For Meyer, at present, the ability to pursue his passion is enhanced by his ability to reside with his parents. 

For others, part-time work as art instructors, graphic artists or animators provides the income they need to support their art habits – including art supplies and studio rent – while they work on artwork to show and sell. 

Studio space at the Starline ranges from $375 to upward of $900 depending on the space, Bellon said. 

Dotty Carringi, a 67-year-old pastel artist from Cary, pays $350 a month for her small, well-lit, south-facing studio on the top floor of Lakeside Legacy Arts Park in Crystal Lake. 

A graphic artist who lost her corporate job in 2008, Carringi said she seized the opportunity to reinvent herself. She started her own graphic design company to put some bread on the table while taking art classes and attending workshops to feed her soul.

Carringi received the Pastel Society of America Award at Pastels Chicago 2013 for her work titled “Jedi at Thirteen.” She is among the newest studio artists at Lakeside, acquiring her space in February. 

“I tried to paint at home, but there were too many distractions,” she said. “At the studio, there’s nothing else I can do. I might sit awhile if I’m not in the mood. I read until I’m inspired to get up and paint.”

On the lawn outside during a recent late spring morning, fellow Lakeside Legacy studio artist Johanna Gullick dabbed blue and green water colors on paper in anticipation of teaching a plein air class. 

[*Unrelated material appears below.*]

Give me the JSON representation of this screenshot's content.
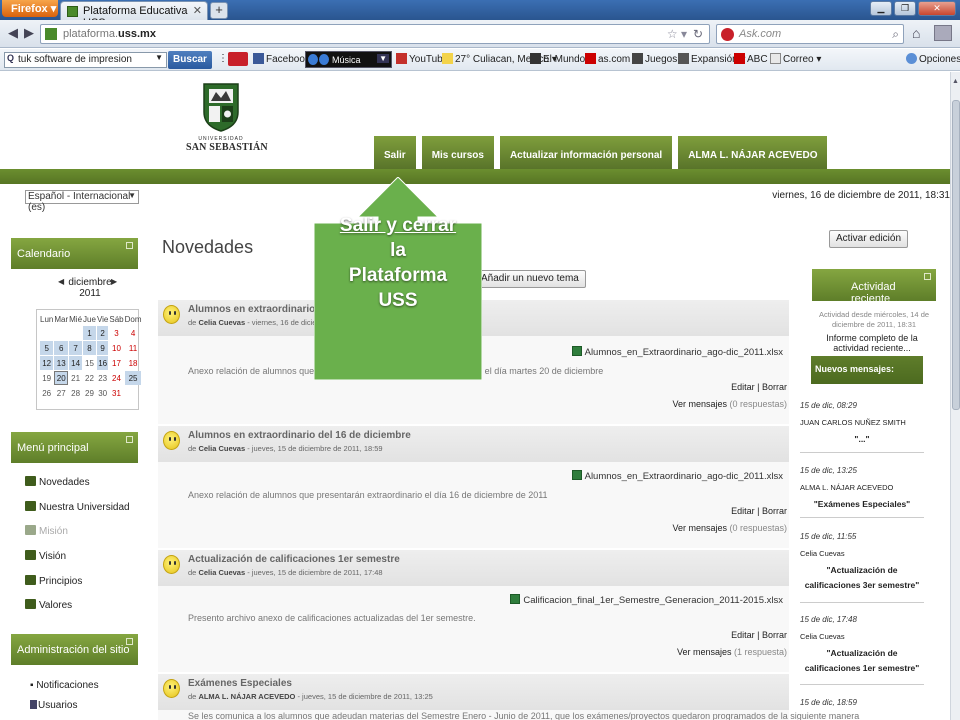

“I want to get a few scenes down that I think would be nice for people to work on,” the Crystal Lake artist said. “There are very enthusiastic groups that have signed up.”

Gullick said she teaches frequently, earning income to support her $700-a-month studio rent and enabling her to work on her own pieces. The walls of the studio she’s inhabited for eight years are adorned with pieces priced in the $300 to $400 range for a 16-by-20-inch painting to roughly $2,900 for a beautifully framed 3-foot-by-4-foot oil landscape.

“The big pieces take a lot of time,” she said, adding that she, like most artists, finds it difficult to track the hours. “I find that when I’m in a creative mode, it’s very hard. I’m better off saying that I spent parts of six weeks on that painting.” 

A professional artist for 30 years, Gullick said it’s no easy path. 

“It’s hugely hard,” she said. “It is a rare fine artist who can make it just by selling her work. Usually it’s a combination of a profession of some other kind and juggling that with their passion for art.”

Artist Lynn Carlson of Crystal Lake found her art-passion-enabling niche not in teaching but in appraising.  

“That has worked really well for me in terms of income, which then frees me to experiment with my art,” she said. “It frees me from the fear of having to sell a piece to pay the dentist.”

Although she declined to be specific, Carlson said McHenry County is home to some wonderful and highly valuable art collections, and many people inherit work having little idea of its monetary value, which is where she comes in. Carlson has master’s degrees in both studio art and valuation science. 

For those contemplating pursuing art as a business, she offered some advice. 

“Getting in a prestigious gallery [in a major metropolitan area] and having a dealer represent you is advisable,” she said. “I think artists should be visiting galleries consistently. They should have a handle on what’s out there and know what a particular gallery is about, what kind of work they show. 

“Attend the openings,” she continued. “It’s all part of their homework really, and certainly they should be entering juried shows. Also, and sometimes this is hard for younger artists … networking is so important.”

Back at the Starline, model Joe Poniatowski strikes a new pose, leaning slightly forward on his sword. 

Music plays as Hilger minds the timer, and eight artists now concentrating quietly will, before the evening is done, mix round, eye one another’s work and talk shop.